What happens if both nodes use the same data directory?

Part 4: Creating an Index with Controlled Sharding

Understand how data is partitioned.

Steps

Create an index with:
- A fixed number of primary shards (e.g., 2 or more)
- 0 replicas
Insert sample documents (at least 20–50 records)
Query:
- Index statistics
- Shard allocation

Observation Tasks

How many shards are created?
Where are they located?
Does each node store data?

Part 5: Adding Replication

Goal

Understand redundancy and fault tolerance.

Steps

Update the index:
- Increase number of replica shards
Observe:
- Redistribution of shards across nodes
Check:
- Cluster health status

Observation Tasks

What changes after adding replicas?
Are replicas placed on the same node as primaries?
Why or why not?

Checkpoint 2 (Conceptual)

Answer:

Difference between primary shard and replica shard
Why replication improves availability but increases storage cost
What happens if replication factor > number of nodes?

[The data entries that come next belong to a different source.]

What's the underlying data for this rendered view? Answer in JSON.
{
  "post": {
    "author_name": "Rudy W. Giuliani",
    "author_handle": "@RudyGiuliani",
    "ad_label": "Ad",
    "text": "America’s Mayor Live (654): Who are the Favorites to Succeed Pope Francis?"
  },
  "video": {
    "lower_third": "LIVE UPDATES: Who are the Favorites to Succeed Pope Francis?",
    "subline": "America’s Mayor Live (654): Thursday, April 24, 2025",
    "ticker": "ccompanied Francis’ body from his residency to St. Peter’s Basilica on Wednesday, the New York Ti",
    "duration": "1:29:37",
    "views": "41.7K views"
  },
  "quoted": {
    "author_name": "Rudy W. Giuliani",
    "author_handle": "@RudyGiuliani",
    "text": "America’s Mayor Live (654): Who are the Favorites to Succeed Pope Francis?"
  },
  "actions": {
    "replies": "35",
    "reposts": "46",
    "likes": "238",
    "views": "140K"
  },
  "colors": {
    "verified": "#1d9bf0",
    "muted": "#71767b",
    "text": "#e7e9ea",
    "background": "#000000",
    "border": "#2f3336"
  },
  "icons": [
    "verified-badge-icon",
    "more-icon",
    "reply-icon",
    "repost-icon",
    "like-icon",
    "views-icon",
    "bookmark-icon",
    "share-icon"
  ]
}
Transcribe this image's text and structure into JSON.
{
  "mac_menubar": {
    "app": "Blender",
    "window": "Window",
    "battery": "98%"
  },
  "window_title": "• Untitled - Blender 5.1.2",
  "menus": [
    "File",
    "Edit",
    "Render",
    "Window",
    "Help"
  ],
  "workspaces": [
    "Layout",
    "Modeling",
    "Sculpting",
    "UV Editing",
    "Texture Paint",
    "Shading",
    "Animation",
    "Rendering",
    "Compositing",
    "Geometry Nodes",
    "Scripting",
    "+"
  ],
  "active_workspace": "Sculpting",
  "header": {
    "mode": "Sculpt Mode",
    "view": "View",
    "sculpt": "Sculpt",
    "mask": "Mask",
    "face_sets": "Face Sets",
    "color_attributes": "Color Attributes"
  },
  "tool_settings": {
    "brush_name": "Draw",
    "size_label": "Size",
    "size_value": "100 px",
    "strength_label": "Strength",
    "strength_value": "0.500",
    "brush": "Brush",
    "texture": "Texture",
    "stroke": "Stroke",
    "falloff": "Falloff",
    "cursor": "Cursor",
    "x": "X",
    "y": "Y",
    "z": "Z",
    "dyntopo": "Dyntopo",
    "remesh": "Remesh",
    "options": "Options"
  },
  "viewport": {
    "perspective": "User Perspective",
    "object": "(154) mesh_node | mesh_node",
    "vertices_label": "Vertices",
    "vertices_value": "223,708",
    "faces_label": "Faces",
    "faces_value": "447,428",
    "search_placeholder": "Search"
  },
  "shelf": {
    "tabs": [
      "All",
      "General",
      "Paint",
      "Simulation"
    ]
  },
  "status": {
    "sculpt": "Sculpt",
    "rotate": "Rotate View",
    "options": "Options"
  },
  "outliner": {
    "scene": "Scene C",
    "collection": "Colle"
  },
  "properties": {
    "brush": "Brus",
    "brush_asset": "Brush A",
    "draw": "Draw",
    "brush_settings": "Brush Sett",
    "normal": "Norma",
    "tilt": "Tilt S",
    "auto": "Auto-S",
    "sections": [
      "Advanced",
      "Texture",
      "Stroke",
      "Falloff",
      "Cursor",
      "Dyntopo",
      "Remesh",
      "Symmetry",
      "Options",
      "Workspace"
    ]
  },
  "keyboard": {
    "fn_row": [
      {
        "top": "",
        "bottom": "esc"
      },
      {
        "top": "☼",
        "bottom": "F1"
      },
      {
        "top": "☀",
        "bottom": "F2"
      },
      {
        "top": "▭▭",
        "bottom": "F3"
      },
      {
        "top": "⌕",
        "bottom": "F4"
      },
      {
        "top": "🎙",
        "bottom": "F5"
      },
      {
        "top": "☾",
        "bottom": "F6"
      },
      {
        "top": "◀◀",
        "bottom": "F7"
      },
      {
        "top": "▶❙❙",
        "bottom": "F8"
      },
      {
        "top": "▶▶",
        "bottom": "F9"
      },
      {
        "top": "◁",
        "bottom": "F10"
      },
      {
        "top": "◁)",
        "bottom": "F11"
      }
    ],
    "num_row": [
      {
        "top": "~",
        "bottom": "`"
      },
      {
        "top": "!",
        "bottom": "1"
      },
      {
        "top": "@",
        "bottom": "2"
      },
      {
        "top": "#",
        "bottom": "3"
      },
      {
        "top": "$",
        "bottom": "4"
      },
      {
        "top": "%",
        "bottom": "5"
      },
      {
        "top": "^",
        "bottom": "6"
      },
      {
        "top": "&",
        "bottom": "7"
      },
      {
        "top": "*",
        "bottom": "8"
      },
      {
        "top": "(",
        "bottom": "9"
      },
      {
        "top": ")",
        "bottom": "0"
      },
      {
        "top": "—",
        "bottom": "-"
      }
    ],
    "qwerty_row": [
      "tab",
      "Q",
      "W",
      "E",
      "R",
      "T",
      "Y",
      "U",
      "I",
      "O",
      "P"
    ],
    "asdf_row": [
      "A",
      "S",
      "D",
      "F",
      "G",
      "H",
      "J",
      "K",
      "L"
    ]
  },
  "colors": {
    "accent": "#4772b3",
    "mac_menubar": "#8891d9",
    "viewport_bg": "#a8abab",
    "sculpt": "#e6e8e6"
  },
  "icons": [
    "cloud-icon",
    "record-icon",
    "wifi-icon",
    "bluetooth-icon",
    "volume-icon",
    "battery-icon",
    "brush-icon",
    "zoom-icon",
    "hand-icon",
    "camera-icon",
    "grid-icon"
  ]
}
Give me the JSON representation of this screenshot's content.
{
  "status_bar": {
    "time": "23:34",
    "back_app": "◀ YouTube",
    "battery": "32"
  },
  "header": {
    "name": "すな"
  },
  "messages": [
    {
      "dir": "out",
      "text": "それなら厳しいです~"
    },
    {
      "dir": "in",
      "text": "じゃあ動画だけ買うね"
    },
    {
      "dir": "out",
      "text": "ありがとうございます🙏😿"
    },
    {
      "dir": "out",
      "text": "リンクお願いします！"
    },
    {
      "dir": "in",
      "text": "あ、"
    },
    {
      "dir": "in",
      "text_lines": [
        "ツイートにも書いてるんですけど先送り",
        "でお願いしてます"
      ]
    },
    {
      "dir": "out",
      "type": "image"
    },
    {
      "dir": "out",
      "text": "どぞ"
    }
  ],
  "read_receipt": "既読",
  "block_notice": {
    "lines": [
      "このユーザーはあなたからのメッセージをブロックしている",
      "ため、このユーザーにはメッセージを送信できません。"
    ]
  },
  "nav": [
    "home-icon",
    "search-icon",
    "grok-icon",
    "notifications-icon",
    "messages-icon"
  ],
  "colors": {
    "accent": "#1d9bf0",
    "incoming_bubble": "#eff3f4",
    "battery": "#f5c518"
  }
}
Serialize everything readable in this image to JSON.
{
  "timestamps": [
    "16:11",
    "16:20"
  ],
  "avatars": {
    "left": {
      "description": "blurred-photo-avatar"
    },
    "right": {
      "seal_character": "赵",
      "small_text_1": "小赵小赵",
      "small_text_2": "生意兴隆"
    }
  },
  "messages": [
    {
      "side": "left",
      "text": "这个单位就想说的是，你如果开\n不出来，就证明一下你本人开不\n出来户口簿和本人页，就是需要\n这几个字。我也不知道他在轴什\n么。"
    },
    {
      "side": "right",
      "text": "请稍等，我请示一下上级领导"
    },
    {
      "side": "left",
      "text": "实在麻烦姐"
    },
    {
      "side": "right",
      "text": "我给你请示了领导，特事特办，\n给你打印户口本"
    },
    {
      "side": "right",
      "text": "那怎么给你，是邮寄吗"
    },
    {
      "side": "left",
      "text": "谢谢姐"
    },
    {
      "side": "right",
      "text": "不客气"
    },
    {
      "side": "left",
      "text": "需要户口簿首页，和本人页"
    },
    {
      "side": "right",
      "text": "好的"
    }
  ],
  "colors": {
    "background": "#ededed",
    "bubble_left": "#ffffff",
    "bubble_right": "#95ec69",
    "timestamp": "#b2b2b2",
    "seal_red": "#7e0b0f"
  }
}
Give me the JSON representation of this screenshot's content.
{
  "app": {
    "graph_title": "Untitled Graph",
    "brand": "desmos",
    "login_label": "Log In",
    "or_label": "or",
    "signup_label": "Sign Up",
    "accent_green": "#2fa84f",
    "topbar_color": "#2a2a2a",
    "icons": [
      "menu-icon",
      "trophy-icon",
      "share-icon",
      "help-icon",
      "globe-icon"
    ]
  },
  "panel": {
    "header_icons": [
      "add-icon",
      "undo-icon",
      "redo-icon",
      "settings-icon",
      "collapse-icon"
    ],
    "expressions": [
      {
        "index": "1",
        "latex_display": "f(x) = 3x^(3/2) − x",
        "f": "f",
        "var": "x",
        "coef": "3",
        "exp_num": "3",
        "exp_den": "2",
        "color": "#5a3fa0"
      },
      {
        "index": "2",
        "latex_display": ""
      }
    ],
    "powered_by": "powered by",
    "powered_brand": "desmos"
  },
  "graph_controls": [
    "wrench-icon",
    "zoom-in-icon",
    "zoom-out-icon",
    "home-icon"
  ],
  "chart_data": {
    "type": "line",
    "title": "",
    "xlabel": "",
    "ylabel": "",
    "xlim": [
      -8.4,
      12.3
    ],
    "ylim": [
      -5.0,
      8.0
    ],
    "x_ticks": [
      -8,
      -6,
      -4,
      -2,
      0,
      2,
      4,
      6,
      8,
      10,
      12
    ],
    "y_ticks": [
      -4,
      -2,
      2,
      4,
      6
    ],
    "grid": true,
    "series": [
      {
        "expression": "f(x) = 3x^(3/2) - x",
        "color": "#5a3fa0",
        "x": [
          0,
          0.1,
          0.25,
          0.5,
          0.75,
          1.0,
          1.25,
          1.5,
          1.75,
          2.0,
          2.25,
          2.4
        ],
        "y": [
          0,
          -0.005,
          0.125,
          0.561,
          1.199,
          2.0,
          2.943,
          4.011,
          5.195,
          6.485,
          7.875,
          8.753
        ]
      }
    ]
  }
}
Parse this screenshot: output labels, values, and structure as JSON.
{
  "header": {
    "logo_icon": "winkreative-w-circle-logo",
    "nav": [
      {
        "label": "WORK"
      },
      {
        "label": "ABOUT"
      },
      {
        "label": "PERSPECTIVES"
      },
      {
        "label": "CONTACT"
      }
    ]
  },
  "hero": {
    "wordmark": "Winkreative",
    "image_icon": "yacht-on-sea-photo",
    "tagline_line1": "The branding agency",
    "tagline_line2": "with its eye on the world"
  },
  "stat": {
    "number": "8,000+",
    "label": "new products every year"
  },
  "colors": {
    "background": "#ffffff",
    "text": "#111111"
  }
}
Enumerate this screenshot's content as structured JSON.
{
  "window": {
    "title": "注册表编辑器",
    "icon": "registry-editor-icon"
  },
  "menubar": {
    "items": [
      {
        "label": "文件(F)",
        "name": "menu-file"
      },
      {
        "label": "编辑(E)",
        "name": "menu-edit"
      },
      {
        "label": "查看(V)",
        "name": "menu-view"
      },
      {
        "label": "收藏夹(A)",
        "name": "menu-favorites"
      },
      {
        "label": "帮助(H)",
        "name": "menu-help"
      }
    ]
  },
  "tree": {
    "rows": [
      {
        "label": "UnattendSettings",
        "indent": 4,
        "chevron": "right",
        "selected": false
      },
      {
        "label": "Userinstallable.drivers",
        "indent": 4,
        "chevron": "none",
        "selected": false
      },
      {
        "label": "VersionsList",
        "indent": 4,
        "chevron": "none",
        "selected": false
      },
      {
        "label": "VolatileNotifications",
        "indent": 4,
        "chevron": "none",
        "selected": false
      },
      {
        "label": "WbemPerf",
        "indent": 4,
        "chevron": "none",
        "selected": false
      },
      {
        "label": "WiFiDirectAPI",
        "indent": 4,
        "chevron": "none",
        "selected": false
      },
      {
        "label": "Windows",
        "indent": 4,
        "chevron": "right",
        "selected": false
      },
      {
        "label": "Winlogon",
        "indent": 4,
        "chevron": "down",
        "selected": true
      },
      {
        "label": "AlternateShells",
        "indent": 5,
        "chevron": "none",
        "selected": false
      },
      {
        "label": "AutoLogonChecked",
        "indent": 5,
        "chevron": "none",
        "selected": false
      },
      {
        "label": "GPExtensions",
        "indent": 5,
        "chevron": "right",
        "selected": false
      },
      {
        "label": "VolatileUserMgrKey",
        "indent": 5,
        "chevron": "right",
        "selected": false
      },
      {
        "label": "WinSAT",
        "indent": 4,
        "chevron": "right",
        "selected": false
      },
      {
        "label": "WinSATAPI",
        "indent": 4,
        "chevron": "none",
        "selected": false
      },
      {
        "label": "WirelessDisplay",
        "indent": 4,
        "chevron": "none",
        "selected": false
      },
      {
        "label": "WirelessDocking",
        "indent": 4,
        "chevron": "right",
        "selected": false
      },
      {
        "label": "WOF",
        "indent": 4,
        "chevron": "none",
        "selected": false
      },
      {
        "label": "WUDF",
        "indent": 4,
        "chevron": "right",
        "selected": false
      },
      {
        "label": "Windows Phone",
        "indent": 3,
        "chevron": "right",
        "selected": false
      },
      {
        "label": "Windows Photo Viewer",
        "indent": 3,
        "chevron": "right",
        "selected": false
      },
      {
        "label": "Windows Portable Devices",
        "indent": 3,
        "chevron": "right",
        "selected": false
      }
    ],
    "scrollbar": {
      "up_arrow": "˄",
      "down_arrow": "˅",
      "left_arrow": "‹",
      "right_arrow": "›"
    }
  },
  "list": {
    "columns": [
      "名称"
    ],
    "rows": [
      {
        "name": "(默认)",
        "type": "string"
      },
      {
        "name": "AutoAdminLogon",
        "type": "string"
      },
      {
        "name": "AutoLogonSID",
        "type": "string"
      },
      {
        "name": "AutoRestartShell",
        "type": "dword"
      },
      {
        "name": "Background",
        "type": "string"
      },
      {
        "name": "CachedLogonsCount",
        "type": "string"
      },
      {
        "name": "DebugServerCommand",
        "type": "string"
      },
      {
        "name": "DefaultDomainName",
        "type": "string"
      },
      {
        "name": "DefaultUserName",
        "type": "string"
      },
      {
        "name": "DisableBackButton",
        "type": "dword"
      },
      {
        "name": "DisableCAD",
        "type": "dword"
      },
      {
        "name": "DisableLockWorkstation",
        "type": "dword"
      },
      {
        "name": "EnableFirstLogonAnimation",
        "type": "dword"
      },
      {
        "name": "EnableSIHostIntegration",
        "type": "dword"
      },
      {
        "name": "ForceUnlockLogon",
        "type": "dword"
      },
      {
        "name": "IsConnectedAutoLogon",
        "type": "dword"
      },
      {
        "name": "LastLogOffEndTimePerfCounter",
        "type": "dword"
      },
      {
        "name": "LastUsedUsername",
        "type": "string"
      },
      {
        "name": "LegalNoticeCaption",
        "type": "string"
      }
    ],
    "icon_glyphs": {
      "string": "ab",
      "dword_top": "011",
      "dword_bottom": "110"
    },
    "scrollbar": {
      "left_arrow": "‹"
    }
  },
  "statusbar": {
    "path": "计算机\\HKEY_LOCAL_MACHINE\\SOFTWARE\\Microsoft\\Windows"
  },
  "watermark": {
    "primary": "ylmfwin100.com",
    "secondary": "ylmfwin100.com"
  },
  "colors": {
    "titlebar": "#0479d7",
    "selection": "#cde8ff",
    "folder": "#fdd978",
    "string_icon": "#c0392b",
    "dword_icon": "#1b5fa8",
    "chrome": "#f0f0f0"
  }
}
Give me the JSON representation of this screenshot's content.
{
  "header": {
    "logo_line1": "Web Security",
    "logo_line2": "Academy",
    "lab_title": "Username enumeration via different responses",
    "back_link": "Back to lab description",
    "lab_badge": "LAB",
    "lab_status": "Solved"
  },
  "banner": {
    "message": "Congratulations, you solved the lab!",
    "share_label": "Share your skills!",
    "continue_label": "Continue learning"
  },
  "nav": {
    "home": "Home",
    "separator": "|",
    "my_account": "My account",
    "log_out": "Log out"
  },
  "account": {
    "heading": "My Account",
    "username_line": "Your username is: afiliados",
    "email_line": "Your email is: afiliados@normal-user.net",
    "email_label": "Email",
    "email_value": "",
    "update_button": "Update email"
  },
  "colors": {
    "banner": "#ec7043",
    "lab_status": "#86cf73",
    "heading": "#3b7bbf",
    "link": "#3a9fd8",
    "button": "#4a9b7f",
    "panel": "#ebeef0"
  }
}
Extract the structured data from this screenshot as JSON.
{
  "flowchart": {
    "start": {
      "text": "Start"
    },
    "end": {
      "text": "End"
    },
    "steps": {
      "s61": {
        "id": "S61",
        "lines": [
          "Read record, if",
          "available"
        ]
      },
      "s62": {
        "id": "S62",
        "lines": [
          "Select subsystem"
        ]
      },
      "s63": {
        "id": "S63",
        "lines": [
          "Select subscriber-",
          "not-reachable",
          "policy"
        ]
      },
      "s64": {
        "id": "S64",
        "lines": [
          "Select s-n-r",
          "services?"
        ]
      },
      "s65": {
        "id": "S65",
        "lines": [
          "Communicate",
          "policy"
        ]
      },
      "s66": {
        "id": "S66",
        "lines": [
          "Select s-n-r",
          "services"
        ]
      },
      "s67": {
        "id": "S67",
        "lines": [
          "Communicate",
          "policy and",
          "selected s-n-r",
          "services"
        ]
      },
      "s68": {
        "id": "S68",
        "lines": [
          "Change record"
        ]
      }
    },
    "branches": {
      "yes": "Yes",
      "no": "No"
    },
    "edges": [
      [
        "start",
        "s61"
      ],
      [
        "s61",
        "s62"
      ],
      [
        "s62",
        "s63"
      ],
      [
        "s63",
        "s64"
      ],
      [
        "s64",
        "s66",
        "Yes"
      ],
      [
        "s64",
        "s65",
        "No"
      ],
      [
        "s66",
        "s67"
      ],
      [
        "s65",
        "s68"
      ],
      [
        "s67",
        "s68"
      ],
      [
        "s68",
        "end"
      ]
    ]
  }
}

Part 6: Failure Simulation

Goal

Observe fault tolerance behavior.

Steps

Stop one node manually
Observe:
- Cluster health
- Shard status
Query data:
- Check if reads still work
Restart the stopped node
Observe:
- Rebalancing
- Recovery process

Observation Tasks

What happens to primary shards when a node goes down?
How does OpenSearch maintain availability?
What is the cluster health during failure?

Checkpoint 3 (Deep Thinking)

Can a cluster function with:
1 node + replicas configured?
Why does OpenSearch avoid placing replicas on the same node?
What is the minimum number of nodes needed for true fault tolerance?

Part 7: Optional Exploration (Advanced)

Change number of shards and observe redistribution
Explore:
Shard rebalancing when nodes join/leave
Cluster health states: green, yellow, red
Try uneven shard configurations and analyze imbalance

Submission Requirements

Students must submit:

Screenshots / logs showing:
- 2-node cluster running
- Index creation
- Shard distribution
Short answers to all checkpoints
One-page reflection:
- What surprised you?
- What design trade-offs did you observe?